妄想、空想、創造

近々刊行予定の『アメリカ大陸のナチ文学』は〈ボラーニョ・コレクション〉の最新刊で、ファン待望の一冊だと思います。タイトルから「いったいどんな本なの?」という興味が生まれると思いますが、決して評論ではありません。

簡単に言ってしまうと、アメリカ大陸(主にラテン)で、戦時中にナチとつながりがあった文学者30名ほどの略歴や人となり、作品解説などをまとめた文学者事典、あるいは文学者列伝です。とはいっても、そんな文学者が実際に存在したわけではなく、すべてボラーニョの創作、彼が頭の中で作りだした文学者であり、作品であり、そして彼らの活動なのです。

えーっ、30名もの架空の人をでっち上げたわけ?

はい、その通りです。ボラーニョ作品と言えば、これでもかというくらい人物を登場させる大パノラマが一つの特徴ですが、本書もその例に漏れず、それだけの文学者をボラーニョが作りだしたのです。巻末には、主な人物の索引的なリスト、彼らの活動の舞台となった主要な文芸誌(もちろん、それも架空)、そして文学者たちの作品リストが数ページにわたって掲載されています。ここまで来ると、もうご立派としか言いようがありませんね。

しかし、こういった作品、過去にもなかったわけではありません。

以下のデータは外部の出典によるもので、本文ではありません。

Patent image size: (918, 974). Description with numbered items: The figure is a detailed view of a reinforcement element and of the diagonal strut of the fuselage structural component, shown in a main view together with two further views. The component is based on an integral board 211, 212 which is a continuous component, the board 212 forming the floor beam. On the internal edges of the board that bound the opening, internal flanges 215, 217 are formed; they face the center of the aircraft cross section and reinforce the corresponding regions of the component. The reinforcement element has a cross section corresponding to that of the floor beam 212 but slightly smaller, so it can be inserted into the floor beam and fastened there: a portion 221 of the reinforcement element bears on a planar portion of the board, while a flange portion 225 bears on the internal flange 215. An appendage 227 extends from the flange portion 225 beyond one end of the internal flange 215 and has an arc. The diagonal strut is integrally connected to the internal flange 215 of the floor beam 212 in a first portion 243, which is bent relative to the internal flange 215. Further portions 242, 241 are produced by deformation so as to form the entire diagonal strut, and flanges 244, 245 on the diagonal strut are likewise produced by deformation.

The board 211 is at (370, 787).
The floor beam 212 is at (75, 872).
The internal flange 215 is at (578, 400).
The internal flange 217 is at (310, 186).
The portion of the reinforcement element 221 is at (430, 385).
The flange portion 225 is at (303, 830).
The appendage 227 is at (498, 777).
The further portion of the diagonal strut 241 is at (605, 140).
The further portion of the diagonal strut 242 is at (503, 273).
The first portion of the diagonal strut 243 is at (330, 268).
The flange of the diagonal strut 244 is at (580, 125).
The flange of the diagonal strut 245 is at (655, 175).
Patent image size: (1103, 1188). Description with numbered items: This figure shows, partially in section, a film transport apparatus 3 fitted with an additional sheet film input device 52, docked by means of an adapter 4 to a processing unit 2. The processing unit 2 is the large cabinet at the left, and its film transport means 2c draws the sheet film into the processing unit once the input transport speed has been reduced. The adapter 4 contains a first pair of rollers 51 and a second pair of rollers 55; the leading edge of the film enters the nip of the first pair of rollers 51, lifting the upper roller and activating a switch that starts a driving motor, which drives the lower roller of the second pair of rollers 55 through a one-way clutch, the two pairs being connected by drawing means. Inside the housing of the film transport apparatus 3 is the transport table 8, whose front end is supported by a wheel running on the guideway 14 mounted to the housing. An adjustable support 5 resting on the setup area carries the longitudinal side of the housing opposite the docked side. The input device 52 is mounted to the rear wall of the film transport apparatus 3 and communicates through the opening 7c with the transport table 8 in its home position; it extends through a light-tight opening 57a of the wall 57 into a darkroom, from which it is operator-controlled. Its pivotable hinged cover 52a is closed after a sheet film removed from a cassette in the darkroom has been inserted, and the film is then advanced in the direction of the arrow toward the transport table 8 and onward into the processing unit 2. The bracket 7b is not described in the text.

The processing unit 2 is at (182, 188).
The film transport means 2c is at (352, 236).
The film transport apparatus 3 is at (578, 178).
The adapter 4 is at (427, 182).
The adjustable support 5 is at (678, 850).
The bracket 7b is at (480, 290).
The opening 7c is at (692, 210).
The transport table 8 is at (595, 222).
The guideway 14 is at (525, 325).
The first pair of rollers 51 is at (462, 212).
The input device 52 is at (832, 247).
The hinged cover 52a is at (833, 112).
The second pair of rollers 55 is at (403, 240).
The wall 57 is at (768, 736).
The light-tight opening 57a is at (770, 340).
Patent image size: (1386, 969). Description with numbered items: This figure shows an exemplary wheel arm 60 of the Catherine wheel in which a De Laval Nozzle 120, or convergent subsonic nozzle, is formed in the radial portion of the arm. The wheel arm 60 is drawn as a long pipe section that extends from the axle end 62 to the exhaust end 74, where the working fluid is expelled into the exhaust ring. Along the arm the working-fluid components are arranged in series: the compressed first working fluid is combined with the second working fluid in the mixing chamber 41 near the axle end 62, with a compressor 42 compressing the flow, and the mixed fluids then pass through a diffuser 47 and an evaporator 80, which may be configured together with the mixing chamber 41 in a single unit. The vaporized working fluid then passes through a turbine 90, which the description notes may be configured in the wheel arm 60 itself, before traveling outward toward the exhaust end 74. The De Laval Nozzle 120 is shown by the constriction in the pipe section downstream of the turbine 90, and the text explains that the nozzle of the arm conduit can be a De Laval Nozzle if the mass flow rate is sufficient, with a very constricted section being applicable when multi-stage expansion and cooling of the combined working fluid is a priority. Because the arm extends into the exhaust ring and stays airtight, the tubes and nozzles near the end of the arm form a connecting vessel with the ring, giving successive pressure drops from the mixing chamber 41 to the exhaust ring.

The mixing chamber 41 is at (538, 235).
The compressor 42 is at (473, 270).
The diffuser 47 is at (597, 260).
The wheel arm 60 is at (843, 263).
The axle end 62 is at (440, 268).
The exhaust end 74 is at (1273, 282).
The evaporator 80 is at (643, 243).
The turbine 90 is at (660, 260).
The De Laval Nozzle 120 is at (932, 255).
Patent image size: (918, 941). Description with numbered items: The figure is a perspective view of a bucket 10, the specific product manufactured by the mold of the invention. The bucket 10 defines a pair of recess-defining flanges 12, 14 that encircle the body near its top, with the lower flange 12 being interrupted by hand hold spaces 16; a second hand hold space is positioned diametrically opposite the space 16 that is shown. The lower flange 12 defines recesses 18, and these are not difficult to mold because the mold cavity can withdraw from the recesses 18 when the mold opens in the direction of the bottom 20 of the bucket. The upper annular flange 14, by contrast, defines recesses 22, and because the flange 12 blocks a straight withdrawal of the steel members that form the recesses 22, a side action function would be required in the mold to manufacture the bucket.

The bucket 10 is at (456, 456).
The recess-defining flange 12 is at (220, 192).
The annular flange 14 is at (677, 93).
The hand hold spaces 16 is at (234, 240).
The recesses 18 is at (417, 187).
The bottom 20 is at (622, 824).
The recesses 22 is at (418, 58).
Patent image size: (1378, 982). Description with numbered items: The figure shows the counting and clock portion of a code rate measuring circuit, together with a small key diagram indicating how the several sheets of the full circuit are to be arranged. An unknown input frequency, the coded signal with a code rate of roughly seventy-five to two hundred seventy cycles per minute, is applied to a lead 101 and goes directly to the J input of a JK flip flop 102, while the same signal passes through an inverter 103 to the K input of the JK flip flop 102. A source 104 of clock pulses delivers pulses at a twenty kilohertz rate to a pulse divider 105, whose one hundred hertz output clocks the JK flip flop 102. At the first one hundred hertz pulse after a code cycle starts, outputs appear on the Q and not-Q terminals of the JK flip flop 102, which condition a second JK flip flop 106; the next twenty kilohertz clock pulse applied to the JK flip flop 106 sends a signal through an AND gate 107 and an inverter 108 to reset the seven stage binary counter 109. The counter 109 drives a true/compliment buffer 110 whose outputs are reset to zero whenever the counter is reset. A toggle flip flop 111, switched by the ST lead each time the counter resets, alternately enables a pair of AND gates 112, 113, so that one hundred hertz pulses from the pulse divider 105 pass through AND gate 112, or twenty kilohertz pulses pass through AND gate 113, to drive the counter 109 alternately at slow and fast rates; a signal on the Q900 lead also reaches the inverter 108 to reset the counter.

近いところで探すなら、あたしの勤務先の刊行物にもこんなのがございます。

 

まずは『ユニヴァーサル野球協会』です。これも諸説です。野球小説と言えば当たらずといえども遠からず。ただし、実際に行なわれている野球ではありません。主人公の頭の中で毎晩繰り広げられる想像上の野球リーグの話です。日本にも野球盤といったおもちゃがありますが、ああいう盤ではなくサイコロを使って行なうものではありますが、どんな球種を投げるかだけではなく、各選手の特徴、その日の体調なども考慮し、なおかつ球団経営陣まで登場してしまうほどの規模です。なにせ数チームが存在し、リーグ戦を戦っているわけですから、すごいものです。いや、スゴいのは主人公の拘りというか集中力です。

そしてもう一点、『みんなの空想地図』、これもタイトルどおり、実際にはない架空の都市の都市地図です。子供の落書き程度の地図を想像したとしたら大間違いです。本書を手に取ってぜひその地図をご覧ください、これが架空なのかと思わせるほどの出来栄えです。著者曰く、街の規模から人口を決め、その人口規模であればどのくらいの商業施設が必要か、小学校や中学校はどのくらいあればよいのか、すべてきちんと計画して地図を作り上げているのです。

どうでしょう? これだけの妄想、いや空想。ここまで来ると、立派な創作です。偏執狂などと言ってはいけません。ここまでこだわり抜く、その精神力に脱帽です。